Quand Ludmila Oulitskaïa perdit, par sanction, sa chaire de génétique à l'université de Moscou elle ne se doutait pas que l'écriture allait lui procurer la célébrité. En effet une juste reconnaissance internationale vint récompenser son œuvre. Née en 1943 au sud de l'Oural, d'ascendance juive et  de parents intellectuels, elle poursuivit naturellement des études.
 
L'histoire du roman commence dans l'URSS de l'entre deux guerres et va nous présenter la vie de Sonietchka, une bibliothécaire au physique très quelconque et à l'esprit d'une extrême pureté, une amoureuse de la littérature et une fanatique de la lecture.
Pendant vingt années, de sept à vingt-sept ans, Sonietchka avait lu presque sans discontinuer. Elle tombait en lecture comme on tombe en syncope, ne reprenant ses esprits qu'à la dernière page du livre. … Elle éludait chaque jour et à chaque instant la nécessité de vivre ces pathétiques et glapissantes années trente en menant paître son âme dans les vastes pâturages de la littérature russe...

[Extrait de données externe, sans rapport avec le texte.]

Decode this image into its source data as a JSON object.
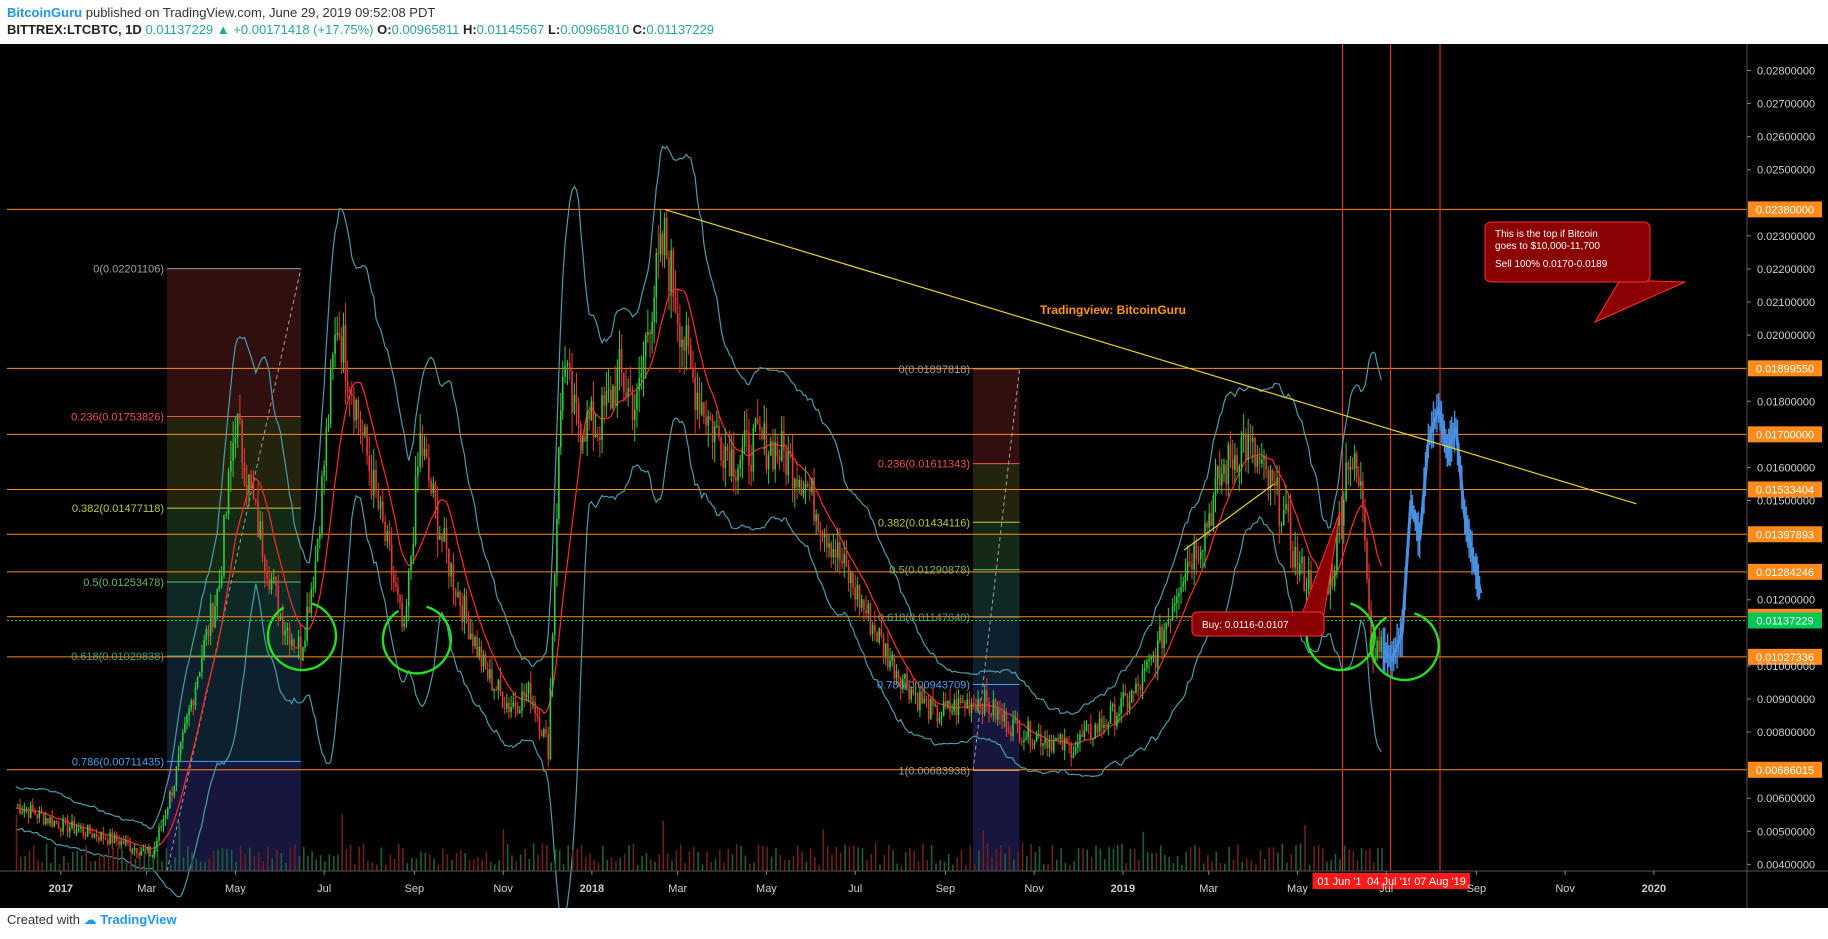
{
  "header": {
    "author": "BitcoinGuru",
    "published": "published on TradingView.com, June 29, 2019 09:52:08 PDT",
    "symbol": "BITTREX:LTCBTC, 1D",
    "last": "0.01137229",
    "change": "+0.00171418 (+17.75%)",
    "open_label": "O:",
    "open": "0.00965811",
    "high_label": "H:",
    "high": "0.01145567",
    "low_label": "L:",
    "low": "0.00965810",
    "close_label": "C:",
    "close": "0.01137229"
  },
  "footer": {
    "created_with": "Created with",
    "brand": "TradingView"
  },
  "chart_data": {
    "type": "line",
    "title": "",
    "colors": {
      "background": "#000000",
      "up": "#2ecc40",
      "down": "#e53935",
      "bollinger": "#4a9ba8",
      "sma": "#ff2a2a",
      "projection": "#4a90e2",
      "horizontal": "#ff8c1a",
      "trendline": "#e6d32a",
      "event_line": "#ff3030"
    },
    "ylim": [
      0.0038,
      0.0288
    ],
    "x_ticks": [
      "2017",
      "Mar",
      "May",
      "Jul",
      "Sep",
      "Nov",
      "2018",
      "Mar",
      "May",
      "Jul",
      "Sep",
      "Nov",
      "2019",
      "Mar",
      "May",
      "Jul",
      "Sep",
      "Nov",
      "2020"
    ],
    "x_tick_values": [
      "2017-01",
      "2017-03",
      "2017-05",
      "2017-07",
      "2017-09",
      "2017-11",
      "2018-01",
      "2018-03",
      "2018-05",
      "2018-07",
      "2018-09",
      "2018-11",
      "2019-01",
      "2019-03",
      "2019-05",
      "2019-07",
      "2019-09",
      "2019-11",
      "2020-01"
    ],
    "y_ticks": [
      "0.02800000",
      "0.02700000",
      "0.02600000",
      "0.02500000",
      "0.02300000",
      "0.02200000",
      "0.02100000",
      "0.02000000",
      "0.01800000",
      "0.01600000",
      "0.01500000",
      "0.01200000",
      "0.01000000",
      "0.00900000",
      "0.00800000",
      "0.00600000",
      "0.00500000",
      "0.00400000"
    ],
    "y_tick_values": [
      0.028,
      0.027,
      0.026,
      0.025,
      0.023,
      0.022,
      0.021,
      0.02,
      0.018,
      0.016,
      0.015,
      0.012,
      0.01,
      0.009,
      0.008,
      0.006,
      0.005,
      0.004
    ],
    "price_series": {
      "name": "",
      "x": [
        "2016-12-01",
        "2017-01-01",
        "2017-02-10",
        "2017-03-05",
        "2017-03-20",
        "2017-04-05",
        "2017-04-20",
        "2017-05-01",
        "2017-05-15",
        "2017-06-01",
        "2017-06-15",
        "2017-06-25",
        "2017-07-10",
        "2017-07-20",
        "2017-08-01",
        "2017-08-15",
        "2017-08-25",
        "2017-09-05",
        "2017-09-20",
        "2017-10-01",
        "2017-10-20",
        "2017-11-05",
        "2017-11-20",
        "2017-12-02",
        "2017-12-08",
        "2017-12-12",
        "2017-12-20",
        "2018-01-05",
        "2018-01-20",
        "2018-02-01",
        "2018-02-10",
        "2018-02-20",
        "2018-03-01",
        "2018-03-10",
        "2018-03-25",
        "2018-04-10",
        "2018-04-25",
        "2018-05-10",
        "2018-05-25",
        "2018-06-10",
        "2018-06-25",
        "2018-07-10",
        "2018-07-25",
        "2018-08-10",
        "2018-08-25",
        "2018-09-10",
        "2018-09-25",
        "2018-10-10",
        "2018-10-25",
        "2018-11-10",
        "2018-11-25",
        "2018-12-10",
        "2018-12-25",
        "2019-01-10",
        "2019-01-25",
        "2019-02-10",
        "2019-02-25",
        "2019-03-10",
        "2019-03-25",
        "2019-04-05",
        "2019-04-20",
        "2019-05-01",
        "2019-05-15",
        "2019-05-25",
        "2019-06-05",
        "2019-06-15",
        "2019-06-22",
        "2019-06-29"
      ],
      "y": [
        0.0058,
        0.0052,
        0.0047,
        0.0043,
        0.0065,
        0.0098,
        0.0125,
        0.0175,
        0.0145,
        0.0115,
        0.0105,
        0.0132,
        0.0205,
        0.0185,
        0.016,
        0.0132,
        0.0108,
        0.0168,
        0.0138,
        0.0122,
        0.0098,
        0.0088,
        0.0092,
        0.0075,
        0.0148,
        0.0192,
        0.0175,
        0.0172,
        0.0188,
        0.0178,
        0.0208,
        0.0228,
        0.0208,
        0.0188,
        0.0172,
        0.0162,
        0.0168,
        0.0165,
        0.0158,
        0.0142,
        0.0128,
        0.0115,
        0.0102,
        0.0092,
        0.0085,
        0.0088,
        0.009,
        0.0084,
        0.008,
        0.0078,
        0.0075,
        0.008,
        0.0085,
        0.0092,
        0.0105,
        0.0128,
        0.014,
        0.0158,
        0.0168,
        0.016,
        0.0148,
        0.013,
        0.0122,
        0.0128,
        0.0165,
        0.015,
        0.0102,
        0.0114
      ]
    },
    "projection_series": {
      "name": "",
      "x": [
        "2019-06-29",
        "2019-07-05",
        "2019-07-12",
        "2019-07-18",
        "2019-07-24",
        "2019-07-30",
        "2019-08-06",
        "2019-08-12",
        "2019-08-18",
        "2019-08-24",
        "2019-08-30",
        "2019-09-04"
      ],
      "y": [
        0.0105,
        0.0102,
        0.011,
        0.015,
        0.0138,
        0.0168,
        0.0178,
        0.0165,
        0.0172,
        0.0145,
        0.0132,
        0.0122
      ]
    },
    "horizontal_lines": [
      {
        "value": 0.0238,
        "label": "0.02380000"
      },
      {
        "value": 0.0189955,
        "label": "0.01899550"
      },
      {
        "value": 0.017,
        "label": "0.01700000"
      },
      {
        "value": 0.01533404,
        "label": "0.01533404"
      },
      {
        "value": 0.01397893,
        "label": "0.01397893"
      },
      {
        "value": 0.01284246,
        "label": "0.01284246"
      },
      {
        "value": 0.01148404,
        "label": "0.01148404"
      },
      {
        "value": 0.01027336,
        "label": "0.01027336"
      },
      {
        "value": 0.00686015,
        "label": "0.00686015"
      }
    ],
    "last_price": {
      "value": 0.01137229,
      "label": "0.01137229",
      "color": "#00c853"
    },
    "fib_sets": [
      {
        "x_start": "2017-03-15",
        "x_end": "2017-06-15",
        "levels": [
          {
            "value": 0.02201106,
            "label": "0(0.02201106)",
            "color": "#9e9e9e"
          },
          {
            "value": 0.01753826,
            "label": "0.236(0.01753826)",
            "color": "#ef5350"
          },
          {
            "value": 0.01477118,
            "label": "0.382(0.01477118)",
            "color": "#c0ca33"
          },
          {
            "value": 0.01253478,
            "label": "0.5(0.01253478)",
            "color": "#66bb6a"
          },
          {
            "value": 0.01029838,
            "label": "0.618(0.01029838)",
            "color": "#26a69a"
          },
          {
            "value": 0.00711435,
            "label": "0.786(0.00711435)",
            "color": "#42a5f5"
          }
        ]
      },
      {
        "x_start": "2018-09-20",
        "x_end": "2018-10-22",
        "levels": [
          {
            "value": 0.01897818,
            "label": "0(0.01897818)",
            "color": "#9e9e9e"
          },
          {
            "value": 0.01611343,
            "label": "0.236(0.01611343)",
            "color": "#ef5350"
          },
          {
            "value": 0.01434116,
            "label": "0.382(0.01434116)",
            "color": "#c0ca33"
          },
          {
            "value": 0.01290878,
            "label": "0.5(0.01290878)",
            "color": "#66bb6a"
          },
          {
            "value": 0.0114764,
            "label": "0.618(0.01147640)",
            "color": "#26a69a"
          },
          {
            "value": 0.00943709,
            "label": "0.786(0.00943709)",
            "color": "#42a5f5"
          },
          {
            "value": 0.00683938,
            "label": "1(0.00683938)",
            "color": "#9e9e9e"
          }
        ]
      }
    ],
    "trendline": {
      "x": [
        "2018-02-20",
        "2019-12-20"
      ],
      "y": [
        0.0238,
        0.0149
      ]
    },
    "event_lines": [
      {
        "x": "2019-06-01",
        "label": "01 Jun '19"
      },
      {
        "x": "2019-07-04",
        "label": "04 Jul '19"
      },
      {
        "x": "2019-08-07",
        "label": "07 Aug '19"
      }
    ],
    "annotations": {
      "watermark": "Tradingview: BitcoinGuru",
      "top_callout_1": "This is the top if Bitcoin",
      "top_callout_2": "goes to $10,000-11,700",
      "top_callout_3": "Sell 100% 0.0170-0.0189",
      "buy_callout": "Buy: 0.0116-0.0107"
    },
    "circle_marks": [
      {
        "x": "2017-06-10",
        "y": 0.0108
      },
      {
        "x": "2017-08-28",
        "y": 0.0107
      },
      {
        "x": "2019-05-25",
        "y": 0.0108
      },
      {
        "x": "2019-07-08",
        "y": 0.0105
      }
    ],
    "grid": false,
    "legend": "none"
  }
}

C'est dans le sous-sol de son lieu de travail, la bibliothèque municipale,  que va naître brusquement pour elle une nouvelle destinée porteuse d'incommensurable bonheur.  Un lecteur de passage, Robert Victorovitch, de vingt ans son aîné la demande brusquement en mariage, elle qui avait été échaudée de l'amour dans ses années de lycée, lui, épris de toutes libertés.
...il souriait, comprenant qu'était en train de s'accomplir en lui une de ces multiples trahisons dont son existence à rebondissements était si riche.
L'union est très rapidement concrétisée avec ce  Robert, peintre, volage, grand voyageur qui vient de purger une peine de cinq ans d'emprisonnement dans un camp et assigné provisoirement à résidence dans cette ville de province.
La petite Tania vient au monde dans des conditions matérielles difficiles liées en partie à un déménagement forcé. Le bonheur est pourtant bien présent au foyer  
elle défaillait sous le double poids de ce bonheur insoutenable .
Bonheur contagieux encore renforcé dans la prose par l'utilisation de substentifs évocateurs. L'amour de Sonia pour les siens ne tarit pas, même si dès son enfance et surtout dans son adolescence Tania, enfant gâtée, se montre désintéressée et rebelle à l'éducation souhaitée par sa mère. L'errance de Tania va la conduire à la rencontre d'une orpheline, Jasia,
elle était la fille de communistes polonais ayant fui l'invasion fasciste, chacun, par la force des choses, dans une direction différente : son père vers l'ouest, et sa mère, avec son bébé, vers l'est, en Russie.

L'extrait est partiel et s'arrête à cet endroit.